YAPAY SORUNLARLA BOĞUŞUYORUZ
Antalya ve Türkiye olarak pazar kaybını göze alma lüksünün olmadığını belirten çandır, “Uluslararası ticarette korumacılık giderek artıyor. Kuralsız, kanunsuz, keyfi uygulamalar yaygınlaşıyor. Bu zorluklara karşı hep birlikte mücadele etmemiz gerekirken, bir de kendi yarattığımız yapay zorluklarla uğraşmak durumunda kalmamız, bizi daha da geri düşürüyor. Yılın ilk yarısı itibarıyla kentimizdeki ekonomik faaliyetler, maalesef ortalamanın altında kaldı” dedi.
KONKORDATO VE İFLASLAR ARTTI
2025’in ilk yarısında Antalya’nın ekonomik olarak gerilemesinin nedenlerini anlatan Çandır, “Krediye erişimde yaşanan ciddi zorluklar, üretim ve hizmet maliyetleri hızla artarken döviz kurunun yerinde sayması, dış talepteki daralma ve alım gücünün zayıflaması, bu zayıflamanın temel nedenleri. Hem yerelde hem de ulusal düzeyde daha öngörülebilir, dengeli ve rekabet gücümüzü artıracak politikalar hayata geçirmemiz gerekiyor. Antalya ekonomisindeki durgunluk derinleşti ve işletmeler ayakta kalmakta her geçen gün daha fazla zorlanıyor. Son yıllarda konkordato ve iflas başvurularındaki artış, bu zorlanmanın açık bir göstergesidir” ifadelerini kullandı.

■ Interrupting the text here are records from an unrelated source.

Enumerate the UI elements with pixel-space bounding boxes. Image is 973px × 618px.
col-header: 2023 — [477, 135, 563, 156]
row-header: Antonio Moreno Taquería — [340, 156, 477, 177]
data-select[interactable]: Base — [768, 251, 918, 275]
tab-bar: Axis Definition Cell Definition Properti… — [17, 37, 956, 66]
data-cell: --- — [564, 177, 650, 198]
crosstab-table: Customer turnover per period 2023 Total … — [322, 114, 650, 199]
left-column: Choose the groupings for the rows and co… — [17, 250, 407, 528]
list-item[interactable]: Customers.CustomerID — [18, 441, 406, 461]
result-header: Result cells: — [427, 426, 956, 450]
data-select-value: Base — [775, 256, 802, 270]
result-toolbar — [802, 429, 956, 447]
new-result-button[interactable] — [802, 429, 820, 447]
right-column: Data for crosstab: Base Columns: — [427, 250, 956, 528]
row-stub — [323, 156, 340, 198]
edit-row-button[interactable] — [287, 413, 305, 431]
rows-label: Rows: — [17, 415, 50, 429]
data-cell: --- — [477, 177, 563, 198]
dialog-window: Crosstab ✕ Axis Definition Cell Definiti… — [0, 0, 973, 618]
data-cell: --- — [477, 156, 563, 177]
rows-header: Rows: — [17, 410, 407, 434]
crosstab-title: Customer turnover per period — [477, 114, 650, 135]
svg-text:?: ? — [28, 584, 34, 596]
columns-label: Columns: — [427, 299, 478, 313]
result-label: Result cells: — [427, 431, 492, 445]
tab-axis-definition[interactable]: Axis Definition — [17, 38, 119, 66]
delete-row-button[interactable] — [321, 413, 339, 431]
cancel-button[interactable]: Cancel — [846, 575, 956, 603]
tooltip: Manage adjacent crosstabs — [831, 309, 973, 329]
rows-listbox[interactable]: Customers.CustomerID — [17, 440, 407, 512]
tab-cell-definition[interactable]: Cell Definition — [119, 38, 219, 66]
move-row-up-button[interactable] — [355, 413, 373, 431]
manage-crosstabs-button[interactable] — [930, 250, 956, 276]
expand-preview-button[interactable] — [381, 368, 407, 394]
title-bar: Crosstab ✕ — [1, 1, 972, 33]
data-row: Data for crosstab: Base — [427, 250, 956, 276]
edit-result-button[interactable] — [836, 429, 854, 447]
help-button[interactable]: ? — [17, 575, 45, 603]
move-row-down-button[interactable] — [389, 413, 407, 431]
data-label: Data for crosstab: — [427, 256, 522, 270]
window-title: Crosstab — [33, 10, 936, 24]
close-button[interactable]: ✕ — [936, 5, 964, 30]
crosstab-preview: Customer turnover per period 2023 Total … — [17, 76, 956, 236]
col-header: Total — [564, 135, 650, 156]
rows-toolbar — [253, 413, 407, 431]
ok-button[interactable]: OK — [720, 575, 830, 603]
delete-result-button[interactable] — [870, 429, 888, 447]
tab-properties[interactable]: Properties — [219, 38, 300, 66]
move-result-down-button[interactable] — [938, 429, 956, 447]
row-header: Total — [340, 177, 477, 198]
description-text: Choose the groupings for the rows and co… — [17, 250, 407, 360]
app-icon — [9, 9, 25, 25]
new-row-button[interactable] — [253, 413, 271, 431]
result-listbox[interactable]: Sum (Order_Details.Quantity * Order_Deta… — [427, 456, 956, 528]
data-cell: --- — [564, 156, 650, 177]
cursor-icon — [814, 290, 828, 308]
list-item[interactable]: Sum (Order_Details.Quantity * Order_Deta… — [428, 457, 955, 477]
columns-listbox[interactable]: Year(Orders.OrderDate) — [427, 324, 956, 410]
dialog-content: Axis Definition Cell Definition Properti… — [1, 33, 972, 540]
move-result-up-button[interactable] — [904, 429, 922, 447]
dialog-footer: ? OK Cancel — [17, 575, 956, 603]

TARIMI ZORLU BİR SÜREÇ BEKLİYOR
OECD ve FAO işbirliğinde hazırlanan 2025-2034 Tarımsal Görünüm Raporu’nda, önümüzdeki 10 yıla ilişkin tarımsal ürün piyasalarına dair beklentilerin değerlendirildiğini belirten Çandır, şunları söyledi: “Buna göre, tarım dünyasını zorlu bir dönem beklemektedir. Rapora göre, önümüzdeki on yılda tarımsal üretimde toplam yüzde 14 oranında artış beklenirken, tüketimdeki artış yüzde 13 seviyesinde kalacaktır. Ancak bu artışların büyük bölümü Asya ve Afrika gibi düşük ve orta gelirli ülkelerde gerçekleşecek. Bu bölgelerde hem satın alma gücündeki artış hem de tarımsal verimlilikteki görece yükselme bu gelişmeleri tetiklemektedir”.
TARIM TOPRAKLARINI KORUMALIYIZ
Önümüzdeki 10 yıl boyunca yaşanması muhtemel gelişmelere şimdiden hazırlanılması gerektiğini belirten Çandır, konuşmasını şöyle tamamladı: “Tarım alanlarımızı artırmalı ve mevcut tarım topraklarımıza gözümüz gibi bakmalıyız. Tarımsal faaliyette bulunan vatandaşlarımızı motive etmeliyiz. Bunlara ilave olarak bir de tarımsal faaliyetlerin sürdürülmesine yönelik yaratılmış zorlamalar ile üretimden vazgeçmek zorunda kalan ciddi bir kesimle karşı karşıya kalmamalıyız”.